Mike the Barber

By Sue Moore

Mike Eberstein cuts Jerry Reitenour's hair in his Schoolcraft shop.
Mike Eberstein cuts Jerry Reitenour’s hair in his Schoolcraft shop.

“I like being known as Mike the Barber,” says Mike Eberstein, as he deftly cuts Jerry Reitenour’s hair in his signature red and white barber shop on Grand Street in Schoolcraft.

“I’ve been cutting hair for 35 years and have seen it go from short, long, bald, shag, mullet, and even the military hair cut now called a fade,” he claims.  The fad now is going to Meijer or other big shops for a haircut he laments.  “My shop is a part of Americana that’s mostly gone by the wayside.  It’s definitely a loss of community when people here don’t support their local businesses.”  Eberstein comes from five generations of the Kline and Eberstein families who helped to settle the Schoolcraft prairie in the 1800s.

People used to sit on their front porches and talk to their neighbors.  They used to shovel sidewalks for old folks.  It takes work to keep a small town going with lots of community support, he continues.  The old farmers are gone from Schoolcraft and now we have a bedroom community when some people drive right by the local business to get to the big box stores.  That’s not right!

“Bud Mason in Vicksburg and I are about the only old style barbers left in business around these parts.  I was glad to see that Bud recovered from his illness and is back cutting hair again,” Eberstein says.  “Some of the young guys like to have the young ladies cut their hair and that’s ok.  I have lots of repeat customers and even have a few guys who come in every day, just to sit and chat.  They claim they are in adult day care with me.”

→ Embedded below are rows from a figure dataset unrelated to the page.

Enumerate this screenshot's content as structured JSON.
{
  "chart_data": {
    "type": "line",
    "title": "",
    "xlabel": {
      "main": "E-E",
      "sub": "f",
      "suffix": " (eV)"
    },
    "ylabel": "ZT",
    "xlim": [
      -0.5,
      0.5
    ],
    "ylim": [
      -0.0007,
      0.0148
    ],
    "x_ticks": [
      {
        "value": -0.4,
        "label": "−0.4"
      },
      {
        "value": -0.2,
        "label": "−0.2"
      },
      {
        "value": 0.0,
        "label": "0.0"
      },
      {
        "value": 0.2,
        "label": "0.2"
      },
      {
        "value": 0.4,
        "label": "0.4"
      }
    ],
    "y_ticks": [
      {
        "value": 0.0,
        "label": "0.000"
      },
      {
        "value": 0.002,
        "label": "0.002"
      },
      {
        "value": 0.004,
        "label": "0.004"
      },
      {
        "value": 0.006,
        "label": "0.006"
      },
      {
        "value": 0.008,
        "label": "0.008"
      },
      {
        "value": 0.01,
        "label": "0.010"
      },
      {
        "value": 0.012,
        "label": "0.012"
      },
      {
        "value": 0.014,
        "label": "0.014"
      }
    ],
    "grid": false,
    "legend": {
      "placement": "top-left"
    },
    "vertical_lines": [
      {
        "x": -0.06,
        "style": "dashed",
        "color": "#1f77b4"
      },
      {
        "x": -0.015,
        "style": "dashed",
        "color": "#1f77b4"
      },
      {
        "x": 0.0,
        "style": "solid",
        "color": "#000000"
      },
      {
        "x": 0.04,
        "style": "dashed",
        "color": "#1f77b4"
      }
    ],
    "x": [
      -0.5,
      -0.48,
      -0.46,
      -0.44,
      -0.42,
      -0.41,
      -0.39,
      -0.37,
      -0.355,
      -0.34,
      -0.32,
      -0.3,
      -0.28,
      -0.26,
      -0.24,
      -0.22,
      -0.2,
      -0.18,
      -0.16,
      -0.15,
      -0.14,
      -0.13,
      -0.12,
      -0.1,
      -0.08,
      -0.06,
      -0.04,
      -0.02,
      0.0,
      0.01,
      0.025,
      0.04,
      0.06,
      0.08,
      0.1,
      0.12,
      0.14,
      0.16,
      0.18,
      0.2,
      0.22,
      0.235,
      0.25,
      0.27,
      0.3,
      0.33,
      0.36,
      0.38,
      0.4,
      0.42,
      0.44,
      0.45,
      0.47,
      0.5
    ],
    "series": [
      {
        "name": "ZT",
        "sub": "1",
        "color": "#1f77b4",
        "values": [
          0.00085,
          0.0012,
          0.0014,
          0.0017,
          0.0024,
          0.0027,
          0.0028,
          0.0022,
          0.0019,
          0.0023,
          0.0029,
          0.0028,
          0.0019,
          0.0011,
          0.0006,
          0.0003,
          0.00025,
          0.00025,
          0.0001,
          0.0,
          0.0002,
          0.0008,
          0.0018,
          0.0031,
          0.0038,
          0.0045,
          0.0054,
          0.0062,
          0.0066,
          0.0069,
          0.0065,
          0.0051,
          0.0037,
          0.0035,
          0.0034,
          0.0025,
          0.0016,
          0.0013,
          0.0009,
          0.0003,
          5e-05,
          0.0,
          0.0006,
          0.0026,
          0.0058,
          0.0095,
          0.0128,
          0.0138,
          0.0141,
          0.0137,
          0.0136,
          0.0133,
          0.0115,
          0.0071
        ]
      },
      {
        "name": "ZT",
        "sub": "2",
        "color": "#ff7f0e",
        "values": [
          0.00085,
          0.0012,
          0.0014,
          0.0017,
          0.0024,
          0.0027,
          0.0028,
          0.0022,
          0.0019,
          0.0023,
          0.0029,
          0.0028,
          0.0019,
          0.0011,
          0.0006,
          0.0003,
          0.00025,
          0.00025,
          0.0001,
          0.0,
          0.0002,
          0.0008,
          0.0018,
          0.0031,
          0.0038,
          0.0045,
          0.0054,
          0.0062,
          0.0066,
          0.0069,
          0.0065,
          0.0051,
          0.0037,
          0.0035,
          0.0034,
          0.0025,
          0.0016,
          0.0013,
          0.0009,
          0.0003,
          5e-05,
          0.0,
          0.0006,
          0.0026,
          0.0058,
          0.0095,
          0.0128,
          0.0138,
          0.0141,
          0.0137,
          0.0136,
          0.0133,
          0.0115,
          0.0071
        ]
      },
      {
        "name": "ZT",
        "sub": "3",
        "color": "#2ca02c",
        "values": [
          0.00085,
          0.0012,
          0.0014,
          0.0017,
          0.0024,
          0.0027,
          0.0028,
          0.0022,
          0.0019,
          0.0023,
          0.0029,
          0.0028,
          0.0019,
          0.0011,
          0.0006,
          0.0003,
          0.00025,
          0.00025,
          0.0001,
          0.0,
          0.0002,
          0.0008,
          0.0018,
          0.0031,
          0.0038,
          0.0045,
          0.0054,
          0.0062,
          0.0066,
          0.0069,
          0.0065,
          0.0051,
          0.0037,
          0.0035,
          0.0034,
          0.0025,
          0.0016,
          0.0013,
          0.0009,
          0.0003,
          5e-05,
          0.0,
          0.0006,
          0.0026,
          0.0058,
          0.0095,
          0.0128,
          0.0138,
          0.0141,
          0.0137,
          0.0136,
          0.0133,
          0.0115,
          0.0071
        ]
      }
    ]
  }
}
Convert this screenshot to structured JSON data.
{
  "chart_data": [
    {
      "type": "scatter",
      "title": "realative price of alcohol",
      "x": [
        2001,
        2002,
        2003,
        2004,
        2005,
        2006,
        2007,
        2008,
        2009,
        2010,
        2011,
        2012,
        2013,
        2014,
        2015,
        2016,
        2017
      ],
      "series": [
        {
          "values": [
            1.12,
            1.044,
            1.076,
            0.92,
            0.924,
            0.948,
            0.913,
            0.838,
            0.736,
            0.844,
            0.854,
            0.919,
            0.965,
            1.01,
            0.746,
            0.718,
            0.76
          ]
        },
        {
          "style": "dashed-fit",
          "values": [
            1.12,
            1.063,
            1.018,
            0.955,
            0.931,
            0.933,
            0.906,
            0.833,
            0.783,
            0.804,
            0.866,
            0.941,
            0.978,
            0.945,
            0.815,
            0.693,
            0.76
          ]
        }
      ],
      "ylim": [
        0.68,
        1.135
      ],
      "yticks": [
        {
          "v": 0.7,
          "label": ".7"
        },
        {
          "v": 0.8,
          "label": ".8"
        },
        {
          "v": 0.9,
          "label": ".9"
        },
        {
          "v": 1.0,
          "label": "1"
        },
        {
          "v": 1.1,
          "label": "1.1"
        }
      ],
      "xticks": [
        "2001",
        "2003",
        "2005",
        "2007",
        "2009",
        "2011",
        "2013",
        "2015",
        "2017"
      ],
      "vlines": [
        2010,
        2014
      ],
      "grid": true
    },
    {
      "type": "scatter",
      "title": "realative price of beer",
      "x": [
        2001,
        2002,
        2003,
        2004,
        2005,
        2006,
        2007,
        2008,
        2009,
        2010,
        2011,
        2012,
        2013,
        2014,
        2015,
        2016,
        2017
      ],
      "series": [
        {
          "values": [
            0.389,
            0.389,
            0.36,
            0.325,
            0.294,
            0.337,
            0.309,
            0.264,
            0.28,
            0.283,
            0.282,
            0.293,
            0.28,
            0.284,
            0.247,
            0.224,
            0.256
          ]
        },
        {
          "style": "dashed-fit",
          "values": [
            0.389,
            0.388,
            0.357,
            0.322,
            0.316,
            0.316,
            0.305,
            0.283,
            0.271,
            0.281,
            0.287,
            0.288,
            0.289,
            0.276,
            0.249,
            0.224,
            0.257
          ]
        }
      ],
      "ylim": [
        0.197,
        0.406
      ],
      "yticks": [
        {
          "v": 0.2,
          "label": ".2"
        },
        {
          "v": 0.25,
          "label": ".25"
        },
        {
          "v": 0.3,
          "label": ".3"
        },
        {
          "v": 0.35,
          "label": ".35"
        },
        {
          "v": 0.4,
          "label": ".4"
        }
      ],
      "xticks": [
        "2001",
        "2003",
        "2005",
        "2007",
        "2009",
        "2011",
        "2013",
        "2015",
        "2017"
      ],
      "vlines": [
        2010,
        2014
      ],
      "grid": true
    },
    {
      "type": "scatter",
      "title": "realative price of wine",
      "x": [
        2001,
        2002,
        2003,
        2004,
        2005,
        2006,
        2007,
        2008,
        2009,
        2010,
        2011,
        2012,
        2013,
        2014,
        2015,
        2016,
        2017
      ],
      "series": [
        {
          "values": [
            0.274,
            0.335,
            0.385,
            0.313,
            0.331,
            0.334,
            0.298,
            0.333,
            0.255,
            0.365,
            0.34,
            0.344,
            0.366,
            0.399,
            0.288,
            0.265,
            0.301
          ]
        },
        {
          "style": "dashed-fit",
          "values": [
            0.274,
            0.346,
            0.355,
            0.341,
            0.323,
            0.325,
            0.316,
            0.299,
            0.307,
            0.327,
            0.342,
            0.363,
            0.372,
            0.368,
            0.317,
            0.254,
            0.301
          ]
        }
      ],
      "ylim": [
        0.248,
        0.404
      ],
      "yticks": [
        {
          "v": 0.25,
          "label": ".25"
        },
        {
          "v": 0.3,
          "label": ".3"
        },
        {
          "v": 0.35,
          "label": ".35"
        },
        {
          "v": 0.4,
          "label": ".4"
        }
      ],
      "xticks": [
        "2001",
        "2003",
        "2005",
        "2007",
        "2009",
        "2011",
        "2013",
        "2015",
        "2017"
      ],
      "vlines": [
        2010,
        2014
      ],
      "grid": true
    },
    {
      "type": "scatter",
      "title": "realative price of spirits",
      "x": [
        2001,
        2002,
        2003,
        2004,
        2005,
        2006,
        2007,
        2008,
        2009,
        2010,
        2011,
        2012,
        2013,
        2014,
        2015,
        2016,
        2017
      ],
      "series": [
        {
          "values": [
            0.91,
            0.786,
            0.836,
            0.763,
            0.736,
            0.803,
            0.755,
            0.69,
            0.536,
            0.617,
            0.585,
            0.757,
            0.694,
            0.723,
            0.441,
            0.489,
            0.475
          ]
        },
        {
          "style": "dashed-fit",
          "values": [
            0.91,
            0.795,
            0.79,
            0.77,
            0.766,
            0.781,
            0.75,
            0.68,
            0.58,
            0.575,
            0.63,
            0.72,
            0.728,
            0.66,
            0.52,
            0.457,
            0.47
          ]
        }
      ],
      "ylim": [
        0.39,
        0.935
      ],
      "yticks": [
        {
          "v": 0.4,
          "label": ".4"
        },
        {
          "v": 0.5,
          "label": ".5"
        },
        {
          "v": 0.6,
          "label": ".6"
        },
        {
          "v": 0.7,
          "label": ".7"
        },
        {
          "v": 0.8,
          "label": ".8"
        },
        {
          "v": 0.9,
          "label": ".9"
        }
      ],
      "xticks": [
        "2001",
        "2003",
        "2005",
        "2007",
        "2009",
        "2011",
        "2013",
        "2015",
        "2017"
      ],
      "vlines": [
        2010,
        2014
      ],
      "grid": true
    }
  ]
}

For many years, Eberstein held a Thursday night supper for members of the Schoolcraft football team before their Friday game in his small barber shop.  Lots of the food was donated by local restaurants but he paid much of it out of his own pocket.  Things changed a few years ago when a few of the players started having an attitude says Mike the Barber, so I stopped doing it.  He still helps the kids through his affiliation with the Fellowship of Christian Athletes and his own little non-profit enterprise called Downtime Ministry.  He takes young and old people fishing and hunting as part of their education to the out of doors.

He has had many good experiences with the teams, one in particular stands out when it came to inadvertently painting his shop red and white, the colors of arch rival Constantine.  He told the boys that they could repaint it purple and gold, the school colors if they beat Constantine that year.  They did, but could never raise enough money to buy the paint so it has stayed the signature red and white.